Cumpriram-se, no passado dia 25 de Março, dez anos desde o desaparecimento de Antonio Tabucchi, o mais português de todos os escritores italianos, cuja obra tem vindo, e continuará, a ser publicada integralmente pela Dom Quixote. Com esta data em mente, regressamos à leitura de Estórias com Figuras, publicado em Agosto de 2020, com tradução de Maria José de Lancastre e Gaëtan Martins de Oliveira.
«Olhar para um quadro pode levar-nos longe. E é justo que assim seja, porque é nisto que está a beleza da arte: deixar-nos navegar por onde melhor nos apetece.» (p. 207)
Estórias com Figuras é um mosaico de cerca de 30 textos, brevíssimos quase todos. Na origem destas estórias está geralmente um quadro, por vezes uma fotografia, ou um mural; praticamente todas as reproduções surgem a cores no livro, o que o torna um belíssimo objeto. Alguns dos textos surgem sob a forma de carta aos artistas. Muitos dos textos, sem que isso nos roube qualquer prazer na leitura, surgem mais como exercícios literários do que como narrativas per se; muitos dos textos começam tão abruptamente como terminam e a prosa lírica do autor por vezes enovela-se, conduzindo-nos aparentemente sem destino; numa escrita onde confluem a arte, o sonho e até um absurdo kafkiano: «fruto da minha fantasia girando em roda livre, como nos sonhos» (p. 171).
A confirmar a ligação de Antonio Tabucchi aos «portugueses, meus queridíssimos amigos» (p. 206), figuram neste livro obras de vários artistas plásticos portugueses contemporâneos: José Barrias, António Dacosta, Lisa Santos Silva, Paula Rego, Graça Morais, Maria Helena Vieira da Silva, José de Guimarães, Júlio Pomar, António Costa Pinheiro, Bartolomeu Cid dos Santos. Ainda como testemunho da profunda cumplicidade do autor com a cultura e, em particular, a literatura portuguesa encontramos, em vários textos, a figura omnipresente de Fernando Pessoa. Dois dos textos desta obra foram ainda escritos diretamente em português.

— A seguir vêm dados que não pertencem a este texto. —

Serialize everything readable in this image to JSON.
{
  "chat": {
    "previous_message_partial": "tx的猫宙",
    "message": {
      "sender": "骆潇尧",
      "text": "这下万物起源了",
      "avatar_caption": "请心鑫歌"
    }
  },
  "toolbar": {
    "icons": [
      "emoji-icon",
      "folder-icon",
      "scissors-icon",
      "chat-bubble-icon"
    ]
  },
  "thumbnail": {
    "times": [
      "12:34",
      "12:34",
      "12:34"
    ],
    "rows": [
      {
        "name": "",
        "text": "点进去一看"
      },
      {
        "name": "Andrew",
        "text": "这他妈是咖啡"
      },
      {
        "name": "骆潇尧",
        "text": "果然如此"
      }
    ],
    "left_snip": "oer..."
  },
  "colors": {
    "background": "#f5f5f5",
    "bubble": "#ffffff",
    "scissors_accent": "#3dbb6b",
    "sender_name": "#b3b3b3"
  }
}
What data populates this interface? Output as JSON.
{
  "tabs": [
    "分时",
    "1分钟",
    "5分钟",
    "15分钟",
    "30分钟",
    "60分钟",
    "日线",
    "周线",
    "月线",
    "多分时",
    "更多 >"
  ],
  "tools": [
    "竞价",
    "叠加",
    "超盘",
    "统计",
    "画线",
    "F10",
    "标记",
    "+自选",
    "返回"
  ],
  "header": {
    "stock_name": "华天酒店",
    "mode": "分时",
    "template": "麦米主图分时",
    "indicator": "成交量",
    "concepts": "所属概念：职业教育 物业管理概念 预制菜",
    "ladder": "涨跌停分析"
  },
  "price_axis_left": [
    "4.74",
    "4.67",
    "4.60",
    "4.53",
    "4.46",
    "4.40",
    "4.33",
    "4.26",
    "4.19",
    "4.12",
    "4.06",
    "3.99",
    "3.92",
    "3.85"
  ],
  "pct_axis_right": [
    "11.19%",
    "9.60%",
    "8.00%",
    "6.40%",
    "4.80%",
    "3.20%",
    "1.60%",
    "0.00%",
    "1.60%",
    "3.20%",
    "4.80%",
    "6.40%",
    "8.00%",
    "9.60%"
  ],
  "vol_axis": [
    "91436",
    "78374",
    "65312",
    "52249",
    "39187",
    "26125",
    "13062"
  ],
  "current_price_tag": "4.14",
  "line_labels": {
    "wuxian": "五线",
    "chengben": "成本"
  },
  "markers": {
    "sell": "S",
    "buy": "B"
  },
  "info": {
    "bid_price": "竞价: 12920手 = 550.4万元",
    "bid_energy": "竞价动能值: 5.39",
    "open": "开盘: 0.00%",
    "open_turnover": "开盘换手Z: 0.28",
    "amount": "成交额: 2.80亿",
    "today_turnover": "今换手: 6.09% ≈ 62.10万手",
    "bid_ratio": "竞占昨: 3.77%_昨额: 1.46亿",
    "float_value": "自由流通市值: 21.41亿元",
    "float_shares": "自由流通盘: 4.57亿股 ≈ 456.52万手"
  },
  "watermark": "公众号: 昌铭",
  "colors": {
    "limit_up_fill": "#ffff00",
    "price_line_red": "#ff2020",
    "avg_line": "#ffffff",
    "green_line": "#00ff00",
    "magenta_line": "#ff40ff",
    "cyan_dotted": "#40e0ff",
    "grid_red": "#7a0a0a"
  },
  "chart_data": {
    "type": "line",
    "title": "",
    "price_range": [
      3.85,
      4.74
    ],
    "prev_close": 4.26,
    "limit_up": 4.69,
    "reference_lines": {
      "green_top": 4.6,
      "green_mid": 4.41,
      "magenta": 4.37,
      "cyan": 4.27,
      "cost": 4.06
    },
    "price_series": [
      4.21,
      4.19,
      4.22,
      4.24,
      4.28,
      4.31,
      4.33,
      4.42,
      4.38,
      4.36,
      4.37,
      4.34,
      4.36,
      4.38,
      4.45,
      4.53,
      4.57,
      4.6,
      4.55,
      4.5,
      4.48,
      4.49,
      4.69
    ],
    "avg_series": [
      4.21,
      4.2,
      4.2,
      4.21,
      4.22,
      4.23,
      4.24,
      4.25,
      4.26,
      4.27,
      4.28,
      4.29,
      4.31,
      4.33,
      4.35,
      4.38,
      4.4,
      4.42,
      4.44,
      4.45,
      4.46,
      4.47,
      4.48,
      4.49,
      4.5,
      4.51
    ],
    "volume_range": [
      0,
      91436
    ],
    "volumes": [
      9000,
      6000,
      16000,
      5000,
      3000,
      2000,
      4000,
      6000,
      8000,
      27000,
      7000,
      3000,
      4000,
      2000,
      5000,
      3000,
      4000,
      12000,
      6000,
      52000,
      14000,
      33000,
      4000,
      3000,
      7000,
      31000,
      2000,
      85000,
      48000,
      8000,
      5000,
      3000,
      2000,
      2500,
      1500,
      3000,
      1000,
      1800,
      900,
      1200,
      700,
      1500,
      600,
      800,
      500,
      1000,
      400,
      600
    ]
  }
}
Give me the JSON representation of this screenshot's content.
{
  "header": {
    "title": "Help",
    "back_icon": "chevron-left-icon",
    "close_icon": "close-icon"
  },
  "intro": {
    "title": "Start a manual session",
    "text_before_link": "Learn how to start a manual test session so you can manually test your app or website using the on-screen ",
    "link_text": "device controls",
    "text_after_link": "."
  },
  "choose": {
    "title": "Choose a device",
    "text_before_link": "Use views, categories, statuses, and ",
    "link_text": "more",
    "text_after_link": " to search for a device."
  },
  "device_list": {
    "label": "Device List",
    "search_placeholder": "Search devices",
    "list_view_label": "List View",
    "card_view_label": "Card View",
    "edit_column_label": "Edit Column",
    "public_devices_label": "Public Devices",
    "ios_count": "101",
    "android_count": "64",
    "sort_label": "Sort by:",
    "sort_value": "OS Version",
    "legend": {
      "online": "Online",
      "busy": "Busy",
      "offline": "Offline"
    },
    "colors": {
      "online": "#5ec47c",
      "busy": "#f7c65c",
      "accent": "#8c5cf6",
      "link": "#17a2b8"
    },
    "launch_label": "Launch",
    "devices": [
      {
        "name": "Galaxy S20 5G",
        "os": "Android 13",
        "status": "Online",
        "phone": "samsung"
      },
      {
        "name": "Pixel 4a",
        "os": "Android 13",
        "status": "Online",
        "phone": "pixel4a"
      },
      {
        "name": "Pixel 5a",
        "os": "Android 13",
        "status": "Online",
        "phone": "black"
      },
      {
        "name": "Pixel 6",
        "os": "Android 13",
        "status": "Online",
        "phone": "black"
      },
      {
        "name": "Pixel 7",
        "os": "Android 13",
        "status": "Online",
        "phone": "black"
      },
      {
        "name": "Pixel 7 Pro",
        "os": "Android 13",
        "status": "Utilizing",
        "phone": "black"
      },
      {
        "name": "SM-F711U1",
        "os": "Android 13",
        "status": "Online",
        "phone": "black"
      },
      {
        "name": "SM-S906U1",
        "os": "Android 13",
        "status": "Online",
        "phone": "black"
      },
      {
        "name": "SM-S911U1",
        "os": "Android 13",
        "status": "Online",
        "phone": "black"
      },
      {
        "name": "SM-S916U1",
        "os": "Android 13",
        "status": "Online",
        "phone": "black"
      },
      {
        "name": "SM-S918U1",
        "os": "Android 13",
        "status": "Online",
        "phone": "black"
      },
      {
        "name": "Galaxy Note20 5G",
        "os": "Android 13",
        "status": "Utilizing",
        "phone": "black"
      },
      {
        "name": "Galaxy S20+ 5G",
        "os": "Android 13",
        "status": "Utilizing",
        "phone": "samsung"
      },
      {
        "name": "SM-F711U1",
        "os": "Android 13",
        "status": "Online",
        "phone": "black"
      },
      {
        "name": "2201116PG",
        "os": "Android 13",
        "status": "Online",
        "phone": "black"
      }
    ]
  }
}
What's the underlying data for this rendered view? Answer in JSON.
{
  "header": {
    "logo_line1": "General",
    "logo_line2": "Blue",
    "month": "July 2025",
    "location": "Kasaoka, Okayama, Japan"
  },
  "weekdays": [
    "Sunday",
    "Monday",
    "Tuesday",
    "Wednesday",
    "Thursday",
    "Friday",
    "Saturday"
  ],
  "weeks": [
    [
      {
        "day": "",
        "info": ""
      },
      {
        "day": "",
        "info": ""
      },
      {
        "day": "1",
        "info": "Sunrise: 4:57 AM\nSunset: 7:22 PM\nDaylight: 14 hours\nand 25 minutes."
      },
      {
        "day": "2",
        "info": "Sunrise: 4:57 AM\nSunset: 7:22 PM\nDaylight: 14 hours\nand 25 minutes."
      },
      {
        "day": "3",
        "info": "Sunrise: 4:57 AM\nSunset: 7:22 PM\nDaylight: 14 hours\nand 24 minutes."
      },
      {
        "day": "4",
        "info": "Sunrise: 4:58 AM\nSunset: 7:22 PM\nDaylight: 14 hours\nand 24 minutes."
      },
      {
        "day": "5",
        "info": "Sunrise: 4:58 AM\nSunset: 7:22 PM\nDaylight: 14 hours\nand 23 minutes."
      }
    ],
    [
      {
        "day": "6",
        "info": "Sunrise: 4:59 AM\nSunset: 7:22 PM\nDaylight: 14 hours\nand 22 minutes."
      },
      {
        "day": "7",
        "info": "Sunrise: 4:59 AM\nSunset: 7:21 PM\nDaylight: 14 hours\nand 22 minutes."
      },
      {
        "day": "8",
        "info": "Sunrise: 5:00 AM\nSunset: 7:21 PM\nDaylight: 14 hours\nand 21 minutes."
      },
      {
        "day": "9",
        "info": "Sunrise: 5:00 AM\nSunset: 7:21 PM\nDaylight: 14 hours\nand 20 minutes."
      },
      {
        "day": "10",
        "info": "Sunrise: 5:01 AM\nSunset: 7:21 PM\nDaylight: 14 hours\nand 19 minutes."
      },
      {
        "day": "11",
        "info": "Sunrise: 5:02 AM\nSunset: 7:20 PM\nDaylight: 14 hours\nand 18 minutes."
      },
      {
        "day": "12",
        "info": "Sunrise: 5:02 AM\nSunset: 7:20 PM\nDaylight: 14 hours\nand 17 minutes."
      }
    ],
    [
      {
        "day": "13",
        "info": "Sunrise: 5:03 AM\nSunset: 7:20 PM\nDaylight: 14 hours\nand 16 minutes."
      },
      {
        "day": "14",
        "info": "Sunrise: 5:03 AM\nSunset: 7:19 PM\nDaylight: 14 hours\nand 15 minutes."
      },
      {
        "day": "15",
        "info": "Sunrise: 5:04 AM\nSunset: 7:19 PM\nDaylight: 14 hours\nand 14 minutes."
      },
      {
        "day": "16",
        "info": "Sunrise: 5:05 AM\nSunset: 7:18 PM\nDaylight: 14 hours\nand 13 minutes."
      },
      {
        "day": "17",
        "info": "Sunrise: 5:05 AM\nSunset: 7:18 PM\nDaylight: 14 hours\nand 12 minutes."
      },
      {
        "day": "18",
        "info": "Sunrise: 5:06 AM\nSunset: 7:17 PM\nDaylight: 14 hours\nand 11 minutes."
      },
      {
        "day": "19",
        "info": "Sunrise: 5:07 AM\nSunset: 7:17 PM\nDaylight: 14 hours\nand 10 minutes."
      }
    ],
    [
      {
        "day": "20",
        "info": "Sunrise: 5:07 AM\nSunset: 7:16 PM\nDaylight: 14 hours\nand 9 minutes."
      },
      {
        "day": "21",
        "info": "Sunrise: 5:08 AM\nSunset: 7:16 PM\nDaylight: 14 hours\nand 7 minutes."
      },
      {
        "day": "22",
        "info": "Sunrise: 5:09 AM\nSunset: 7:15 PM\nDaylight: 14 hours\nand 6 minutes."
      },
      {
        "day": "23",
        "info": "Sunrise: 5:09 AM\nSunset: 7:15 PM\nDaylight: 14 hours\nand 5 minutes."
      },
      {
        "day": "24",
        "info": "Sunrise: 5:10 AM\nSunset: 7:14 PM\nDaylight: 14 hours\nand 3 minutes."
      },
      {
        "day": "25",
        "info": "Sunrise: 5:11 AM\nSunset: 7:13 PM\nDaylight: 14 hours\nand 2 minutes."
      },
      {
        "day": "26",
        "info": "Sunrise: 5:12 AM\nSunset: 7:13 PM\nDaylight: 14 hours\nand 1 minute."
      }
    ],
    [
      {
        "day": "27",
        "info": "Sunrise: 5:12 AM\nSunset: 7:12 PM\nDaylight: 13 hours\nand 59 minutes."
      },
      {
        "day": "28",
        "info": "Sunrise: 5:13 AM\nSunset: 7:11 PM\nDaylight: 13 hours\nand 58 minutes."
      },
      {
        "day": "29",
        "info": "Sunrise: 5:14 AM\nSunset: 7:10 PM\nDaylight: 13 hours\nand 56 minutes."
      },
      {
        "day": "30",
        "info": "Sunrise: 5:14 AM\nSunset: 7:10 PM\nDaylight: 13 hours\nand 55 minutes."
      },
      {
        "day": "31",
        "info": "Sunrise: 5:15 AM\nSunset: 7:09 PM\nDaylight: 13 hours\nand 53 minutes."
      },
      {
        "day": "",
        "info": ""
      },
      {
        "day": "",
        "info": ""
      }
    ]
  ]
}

Um pouco por todo o mundo, para celebrar Tabucchi, decorrem e organizam-se eventos que convocam os seus leitores e admiradores. Nas cidades de Montpellier e Paris (França), Roma, Bolonha, Nápoles, Siena, Palermo, Vecchiano, Florença, Pisa e Livorno (Itália), Seul (Coreia do Sul), Teerão (Irão), multiplicam-se as publicações e apresentações de livros, colóquios, homenagens, festivais e feiras de livro, dedicadas ao grande escritor italiano. Haverá ainda muitas outras iniciativas até ao final do ano, em países como Itália, Dinamarca, Turquia, Países Baixos, Alemanha, Grécia, EUA, Colômbia e Egipto.
Recentemente, a Dom Quixote publicou uma nova edição de A Cabeça Perdida de Damasceno Monteiro. Estreia hoje, pelas 23h20, na RTP2, o documentário «Se de Tudo Fica um Pouco. No Rasto de Antonio Tabucchi» – uma viagem pela vida e obra do escritor.
Antonio Tabucchi (1943-2012) nasceu em Pisa, onde estudou na Faculdade de Letras e depois na Scuola Normale Superiore. Ensinou nas Universidades de Bolonha, Roma, Génova e Siena. Foi Visiting Professor no Bard College de Nova Iorque, na École de Hautes Études de Paris e no Collège de France. Publicou 27 livros, entre romances, contos, ensaios e textos teatrais. Recebeu numerosos prémios nacionais e internacionais. Traduziu para italiano a obra de Fernando Pessoa. Escreveu um romance em português, Requiem, em 1991.
O Fio do Horizonte, Nocturno Indiano, Afirma Pereira e Requiem foram adaptados ao cinema – respetivamente por Fernando Lopes, Alain Corneau, Roberto Faenza e Alain Tanner.